Language & Education Network Research Seminar - Investigating vocabulary in academic spoken English of Business lectures in China

Event details

Investigating vocabulary in academic spoken English of Business lectures in China

Chen Chen (University of Exeter & Xi’an Jiaotong-Liverpool University)

Recent years have witnessed a rapid increase in the number of English-medium-instruction (EMI) educational institutions worldwide in all phases of education, especially in higher education (Macaro et al., 2018). With this fast-growing phenomenon, particular concerns have been raised in regard to students’ comprehension of EMI lectures, and vocabulary knowledge has been listed as one of the key impediments to comprehension (Ellili-Cherif & Alkhateeb, 2015; Goh, 2013; Wang & Treffers-Daller, 2017; Xie, 2020). This project, therefore, aims at investigating vocabulary in EMI lectures in the discipline of Business at an EMI university in China. 
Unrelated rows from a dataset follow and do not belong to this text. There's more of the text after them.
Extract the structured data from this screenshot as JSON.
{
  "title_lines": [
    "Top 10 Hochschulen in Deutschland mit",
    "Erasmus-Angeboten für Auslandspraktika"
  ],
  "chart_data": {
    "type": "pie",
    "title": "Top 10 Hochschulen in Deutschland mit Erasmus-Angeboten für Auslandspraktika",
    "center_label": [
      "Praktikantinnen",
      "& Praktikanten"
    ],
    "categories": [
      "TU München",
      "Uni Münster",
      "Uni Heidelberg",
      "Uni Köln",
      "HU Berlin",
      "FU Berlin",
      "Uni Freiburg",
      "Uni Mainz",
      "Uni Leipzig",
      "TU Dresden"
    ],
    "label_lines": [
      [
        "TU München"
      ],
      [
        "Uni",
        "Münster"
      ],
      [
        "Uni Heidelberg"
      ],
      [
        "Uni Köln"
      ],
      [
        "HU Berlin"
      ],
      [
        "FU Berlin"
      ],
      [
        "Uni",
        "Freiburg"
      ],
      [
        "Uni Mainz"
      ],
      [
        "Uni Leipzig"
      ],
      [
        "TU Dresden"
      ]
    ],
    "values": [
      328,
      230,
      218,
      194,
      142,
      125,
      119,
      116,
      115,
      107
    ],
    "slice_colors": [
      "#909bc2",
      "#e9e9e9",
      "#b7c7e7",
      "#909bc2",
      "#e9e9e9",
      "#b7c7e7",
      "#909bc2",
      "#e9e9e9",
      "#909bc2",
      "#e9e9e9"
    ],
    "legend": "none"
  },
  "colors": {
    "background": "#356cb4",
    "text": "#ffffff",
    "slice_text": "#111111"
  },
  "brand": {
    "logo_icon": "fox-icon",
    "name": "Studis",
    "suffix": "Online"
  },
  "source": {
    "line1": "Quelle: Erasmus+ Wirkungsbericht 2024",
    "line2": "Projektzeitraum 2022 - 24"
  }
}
To fulfil this aim, the project developed an EMI spoken academic corpus in Business (EMIB) with 120 lectures collected from 54 lecturers with nine different L1s, reaching 1.12 million tokens. Based on the corpus, three linked studies have been conducted. Study 1 drew on usage-based approaches (Ellis & Wulff, 2020) and investigated how different word properties, including frequency, salience, and contingency, contributed to word difficulty, as well as how frequency, contextual distinctiveness, and keyness contribute to vocabulary usefulness. Multiple regression models were built, and results show that word frequency and contingency significantly predicted word difficulty, and frequency, semantic diversity, and keyness significantly predicted word usefulness. Study 2 compared lexical difficulty and diversity of EMI Business lectures in China with other academic spoken English in Anglophone and non-Anglophone settings, represented by the British Academic Spoken English Corpus (BASE) and the Corpus of English as a Lingua Franca in Academic Settings (ELFA). Lexical difficulty was operationalised by vocabulary frequency profile and average frequency score; and the VOCD-D has been used to measure the lexical diversity. Results show that the BASE has the highest level of lexical difficulty and diversity. The ELFA has greater lexical difficulty than the EMIB, but there are no significant differences between the two corpora in terms of lexical diversity. Study 3 developed a vocabulary list based on frequency, range, dispersion, and keyness. The list reflects not only the vocabulary prevalence in the EMIB corpus but also the difficulty and usefulness of the words necessary for EMI students who study Business related programmes. Theoretical, pedagogical, and methodological implications of these findings were discussed.